The problem with this truce is that it has never really been observed by science and its handmaiden technology, and now that the new scientific popularisers have become bestsellers, it has been formally abandoned. Believe me, I have tried talking reasonably to Stephen Hawking within the terms of this truce: it does not work. It has, in effect, been admitted that, in a secular society, science wants to be and is God.

Nevertheless, for Mr Patten the truce works, if not as a fact in the present society, then as a possibility in a future one. He writes of the first national curriculum children leaving school in 2001: he hopes that they will have accepted science as part of the culture, and that they will have been lured from the pseudo-religions. Science will be seen gratefully by the young as the potential solver of 'those very problems that set alight youthful idealism'. The whole of culture will have been reformed to become a rigorous dance of disciplines.

This is a decent hope, but it requires conviction; it requires a faith, an absolute at the end of all arguments. For Mr Patten, this is God. But what is it for the secular Tories in their Union Jack boaters, singing 'Jerusalem' in Blackpool? We need to know, because we are stuck with them for some time, and neither Labour nor Paddy Ashdown shows any sign of finding God, or an adequate substitute.

Maybe for the secular Tories the faith is John Major's fidelity to petit bourgeois values; maybe it is Teresa Gorman's Essex common sense; maybe it is the Mr Fixit style of Kenneth Clarke; maybe it is the old Wilson/Heath-era technophilia that lives on in Michael Heseltine and finds its valet in Mr Waldegrave. But, of course, none of these things is remotely convincing.

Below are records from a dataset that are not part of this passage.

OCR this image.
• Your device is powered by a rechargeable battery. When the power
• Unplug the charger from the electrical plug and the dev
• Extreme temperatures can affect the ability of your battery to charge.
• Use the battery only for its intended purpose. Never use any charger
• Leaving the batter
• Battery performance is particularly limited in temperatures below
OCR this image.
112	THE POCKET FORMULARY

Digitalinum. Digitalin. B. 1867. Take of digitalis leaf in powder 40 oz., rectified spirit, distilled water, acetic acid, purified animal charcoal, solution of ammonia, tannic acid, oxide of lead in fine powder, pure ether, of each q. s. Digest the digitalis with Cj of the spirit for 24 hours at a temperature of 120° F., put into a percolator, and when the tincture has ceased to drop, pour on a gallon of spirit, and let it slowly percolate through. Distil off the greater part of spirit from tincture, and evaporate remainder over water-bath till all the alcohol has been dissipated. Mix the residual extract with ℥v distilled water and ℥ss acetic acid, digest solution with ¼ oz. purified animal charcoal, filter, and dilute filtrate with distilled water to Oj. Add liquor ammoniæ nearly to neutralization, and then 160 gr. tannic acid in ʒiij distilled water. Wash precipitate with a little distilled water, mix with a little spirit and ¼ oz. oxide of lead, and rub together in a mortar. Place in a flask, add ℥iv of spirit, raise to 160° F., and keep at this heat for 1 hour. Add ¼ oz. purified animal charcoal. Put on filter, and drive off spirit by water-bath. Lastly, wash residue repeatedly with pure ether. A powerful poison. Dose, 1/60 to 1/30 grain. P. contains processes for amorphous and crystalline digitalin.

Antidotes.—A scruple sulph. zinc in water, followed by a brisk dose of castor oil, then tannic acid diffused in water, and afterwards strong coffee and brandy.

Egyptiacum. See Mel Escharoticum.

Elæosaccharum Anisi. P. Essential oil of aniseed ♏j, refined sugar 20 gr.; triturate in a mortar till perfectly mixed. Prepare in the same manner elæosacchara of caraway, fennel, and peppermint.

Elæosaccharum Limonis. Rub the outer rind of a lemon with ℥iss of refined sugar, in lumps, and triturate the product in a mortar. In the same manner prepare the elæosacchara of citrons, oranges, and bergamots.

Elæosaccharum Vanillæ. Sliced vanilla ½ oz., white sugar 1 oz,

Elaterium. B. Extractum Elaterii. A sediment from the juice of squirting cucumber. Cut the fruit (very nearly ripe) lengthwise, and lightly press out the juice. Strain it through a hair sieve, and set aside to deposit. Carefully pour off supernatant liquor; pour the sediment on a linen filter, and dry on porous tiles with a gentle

They are not in the same imaginative and intellectual class as the enemies they must fight: a rampant scientism in our values and a technological fantasy in our society.

Perhaps for the true Tory, only God really works, and perhaps that means that Mr Patten is the clearest-sighted man in the Cabinet. What he sees in the world is unreal, but what he aspires to in the future is perfectly coherent and attractive - perfectly, in a word, conservative.

His article is a startling outpouring. It sets him apart in ways he may come to regret. But it is worth knowing that, for at least one member of the Cabinet, an offer of a chariot of fire would not be a complete embarrassment.